TOLEDO, Ohio - "Joe the Plumber" now says that he was appalled by Republican presidential candidate John McCain's reasons for supporting the government's $700 billion bank-rescue plan, and that they nearly led him to abandon McCain.

Samuel J. Wurzelbacher, 34, who became a household name in the campaign's final weeks, said he asked McCain why he voted for the bailout and was stunned by some of the answers. "I was angry," he told conservative radio host Glenn Beck on Tuesday. "In fact, I wanted to get off the bus after I talked to him."

Wurzelbacher, who endorsed McCain and joined him on the campaign trail, did not say exactly what set him off, hinting that would be in his forthcoming book. He had only praise for McCain's running mate, Sarah Palin, saying, "She really wants to work for America."

- AP

Suit filed over Katrina spending

JACKSON, Miss. - Housing advocates and low-income residents sued yesterday to stop Mississippi from spending a half-billion federal dollars to expand a damaged port rather than replace homes destroyed by Hurricane Katrina.

The Mississippi State Conference NAACP, the Gulf Coast Fair Housing Center, and residents sued the U.S. Department of Housing and Urban Development in federal court in Washington.

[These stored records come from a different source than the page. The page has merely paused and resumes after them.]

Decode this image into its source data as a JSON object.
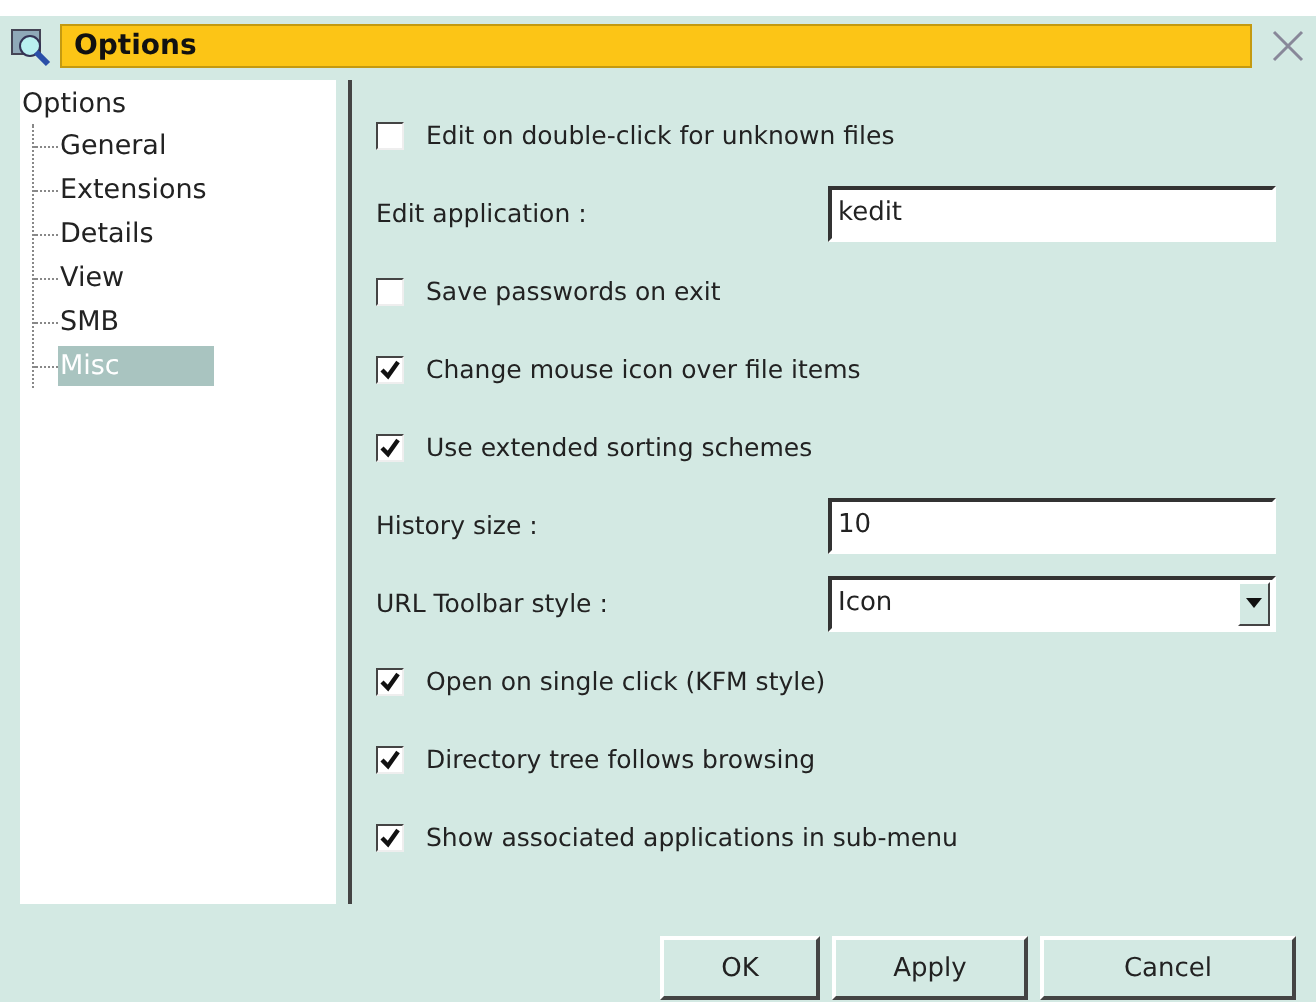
{
  "window": {
    "title": "Options"
  },
  "tree": {
    "label": "Options",
    "children": [
      {
        "label": "General",
        "selected": false
      },
      {
        "label": "Extensions",
        "selected": false
      },
      {
        "label": "Details",
        "selected": false
      },
      {
        "label": "View",
        "selected": false
      },
      {
        "label": "SMB",
        "selected": false
      },
      {
        "label": "Misc",
        "selected": true
      }
    ]
  },
  "settings": [
    {
      "kind": "checkbox",
      "label": "Edit on double-click for unknown files",
      "checked": false
    },
    {
      "kind": "text",
      "label": "Edit application :",
      "value": "kedit"
    },
    {
      "kind": "checkbox",
      "label": "Save passwords on exit",
      "checked": false
    },
    {
      "kind": "checkbox",
      "label": "Change mouse icon over file items",
      "checked": true
    },
    {
      "kind": "checkbox",
      "label": "Use extended sorting schemes",
      "checked": true
    },
    {
      "kind": "text",
      "label": "History size :",
      "value": "10"
    },
    {
      "kind": "combo",
      "label": "URL Toolbar style :",
      "value": "Icon"
    },
    {
      "kind": "checkbox",
      "label": "Open on single click (KFM style)",
      "checked": true
    },
    {
      "kind": "checkbox",
      "label": "Directory tree follows browsing",
      "checked": true
    },
    {
      "kind": "checkbox",
      "label": "Show associated applications in sub-menu",
      "checked": true
    }
  ],
  "buttons": [
    "OK",
    "Apply",
    "Cancel"
  ]
}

Congressional leaders and others slammed HUD when it approved the state's plan to steer money to the Katrina-damaged port despite a lingering housing crisis caused by the 2005 storm. Gov. Haley Barbour maintains that expanding the state port at Gulfport is key to the region's economic recovery. HUD spokesman Brian Sullivan declined to comment.

- AP

Elsewhere:

Laura Bush said

yesterday that she would continue to work for human rights - especially women's rights in Afghanistan and Myanmar - when she leaves the White House next month. The first lady, in New York, addressed the Council on Foreign Relations.

Louisiana Gov. Bobby Jindal

said yesterday that he was not interested in a 2012 Republican presidential bid and would seek a second term as governor in 2011.